Le Centre Segal des arts et de la scène propose une fin de saison délicieusement touchante, nostalgique, parfois même mélancolique, caractéristiques qui font partie de l’âme juive au même titre que celle des autres peuples issus de l’immigration, qu’elle soit italienne, portugaise, grecque, latine et même arabe. Et pour contourner ces étranges sentiments de la conscience, se perdre dans l’humour, la danse, la chanson et la religion. Pour situer cette analogie réciproque, il y a surtout une mise en scène, magnifiquement orchestrée par Bryna Wasserman et Audrey Finkelstein, totalement habitées par un tel projet. On sent de leur part, l’urgence de dire, mais surtout de raconter, de situer les assises d’un certain mouvement culturel dans l’histoire, de l’analyser tout en amusant. Dans ce périple musical inoubliable et envoûtant, les deux complices metteurs en scène ont pris un soin méticuleux à créer une ambiance à la fois européenne et américaine, donnant à John C. Danning l’occasion d’inventer un espace scénique à la fois riche et sobre, inventif et candide, naïf et réfléchi où tout s’appuie intelligemment sur l’art de la représentation.Des faubourgs roumains aux rythmes urbains d’un New York multi-ethnique, un répertoire qui reste le même, mais qui accueille aussi de nouvelles formes d’expression, qui s’adapte à une réalité sociale transformée. Les concepteurs de ce On 2nd Avenue l’ont compris. À travers ces tableaux lumineux, on voit passer le temps, les nouvelles modes qui s’imposent, les rythmes qui changent, les décors qui se réinventent.

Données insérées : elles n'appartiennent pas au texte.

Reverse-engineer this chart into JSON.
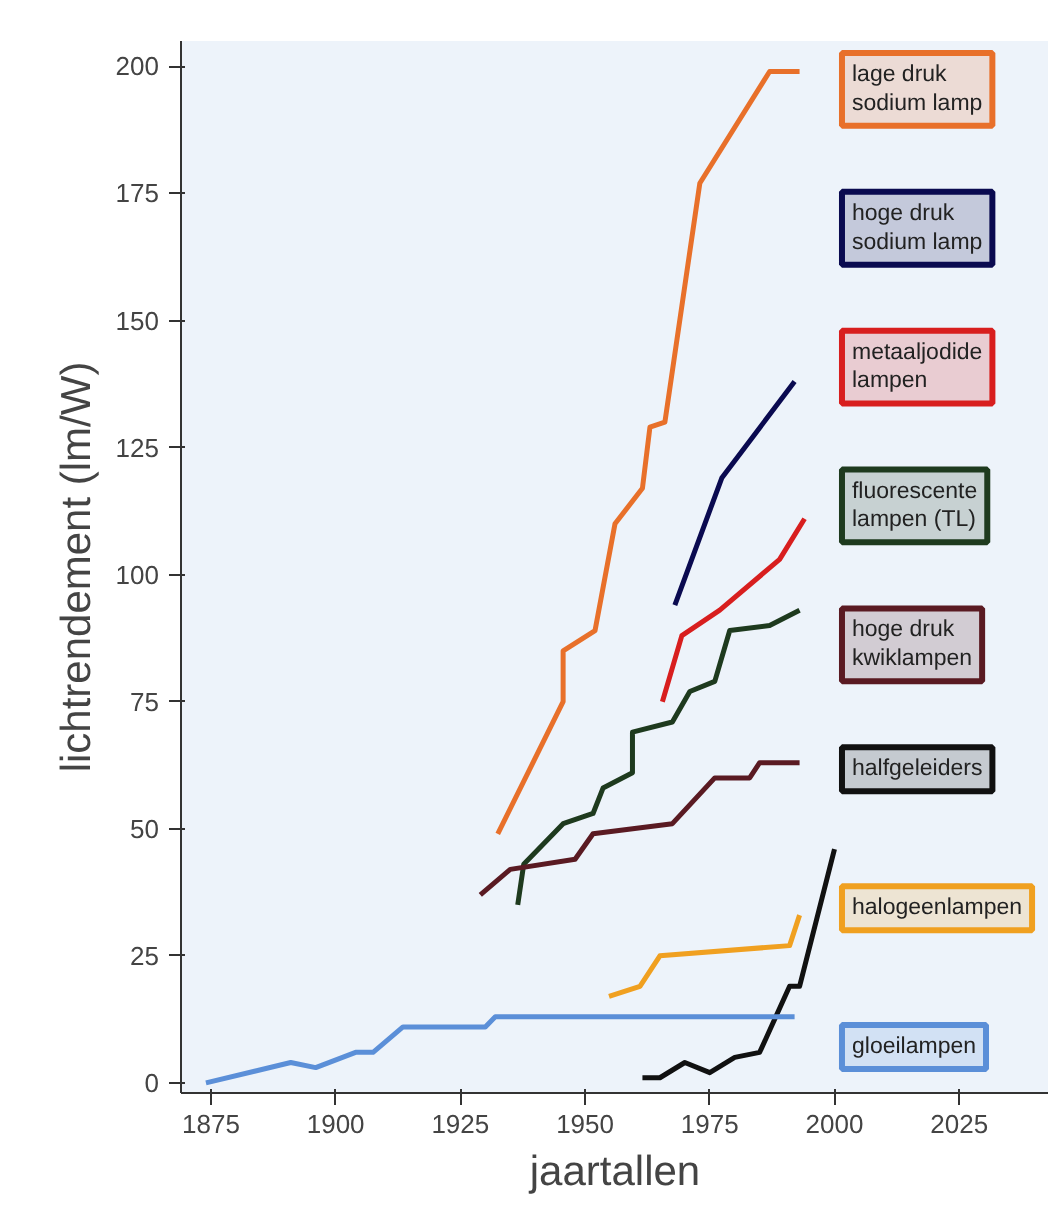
{
  "chart_data": {
    "type": "line",
    "xlabel": "jaartallen",
    "ylabel": "lichtrendement (lm/W)",
    "xlim": [
      1869,
      2043
    ],
    "ylim": [
      -2,
      205
    ],
    "xticks": [
      1875,
      1900,
      1925,
      1950,
      1975,
      2000,
      2025
    ],
    "yticks": [
      0,
      25,
      50,
      75,
      100,
      125,
      150,
      175,
      200
    ],
    "grid": false,
    "legend": "right",
    "line_style": "solid",
    "marker": "none",
    "series": [
      {
        "name": "lage druk\nsodium lamp",
        "color": "#e8702a",
        "x": [
          1932.5,
          1945.6,
          1945.6,
          1952,
          1956,
          1961.5,
          1963,
          1966,
          1973,
          1987,
          1993
        ],
        "values": [
          49,
          75,
          85,
          89,
          110,
          117,
          129,
          130,
          177,
          199,
          199
        ]
      },
      {
        "name": "hoge druk\nsodium lamp",
        "color": "#0a0a50",
        "x": [
          1968,
          1977.4,
          1992
        ],
        "values": [
          94,
          119,
          138
        ]
      },
      {
        "name": "metaaljodide\nlampen",
        "color": "#d81e1e",
        "x": [
          1965.5,
          1969.4,
          1977,
          1989,
          1994
        ],
        "values": [
          75,
          88,
          93,
          103,
          111
        ]
      },
      {
        "name": "fluorescente\nlampen (TL)",
        "color": "#1e3a1e",
        "x": [
          1936.5,
          1937.7,
          1945.6,
          1951.6,
          1953.6,
          1959.5,
          1959.5,
          1967.5,
          1971,
          1976,
          1979,
          1987,
          1993
        ],
        "values": [
          35,
          43,
          51,
          53,
          58,
          61,
          69,
          71,
          77,
          79,
          89,
          90,
          93
        ]
      },
      {
        "name": "hoge druk\nkwiklampen",
        "color": "#5a1a22",
        "x": [
          1929,
          1935,
          1948,
          1951.6,
          1967.5,
          1976,
          1983,
          1985,
          1993
        ],
        "values": [
          37,
          42,
          44,
          49,
          51,
          60,
          60,
          63,
          63
        ]
      },
      {
        "name": "halfgeleiders",
        "color": "#111111",
        "x": [
          1961.5,
          1965,
          1970,
          1975,
          1980,
          1985,
          1991,
          1993,
          2000
        ],
        "values": [
          1,
          1,
          4,
          2,
          5,
          6,
          19,
          19,
          46
        ]
      },
      {
        "name": "halogeenlampen",
        "color": "#f0a020",
        "x": [
          1954.8,
          1961,
          1965,
          1991,
          1993
        ],
        "values": [
          17,
          19,
          25,
          27,
          33
        ]
      },
      {
        "name": "gloeilampen",
        "color": "#5b8fd8",
        "x": [
          1874,
          1891,
          1896,
          1904,
          1907.5,
          1913.5,
          1930,
          1932,
          1992
        ],
        "values": [
          0,
          4,
          3,
          6,
          6,
          11,
          11,
          13,
          13
        ]
      }
    ]
  }
}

Et surtout et avant tout, on retrouve avec un plaisir assuré le vieux théâtre de vaudeville et ces anciennes atmosphères intimes où la distance entre la scène et le public se brise comme par enchantement pour permettre au geste complice de s’affimer. Ils sont au-delà d’une trentaine de comédiens-chanteurs-danseurs. Certains sont Juifs, d’autres pas. Ils sont anglophones et francophones, sans doute aussi allophones. Et qu’importe, puisque On 2nd Avenue est aussi une célébration de l’humanité à travers le regard sur soi et sur l’autre. Confirmant ainsi qu’avec un brin de doux chagrin et de mal du pays contagieux, et pourquoi pas de tendre et chaleureux tempérament, on peut arriver à surmonter de façon magique et merveilleuse les tourments de l’âme.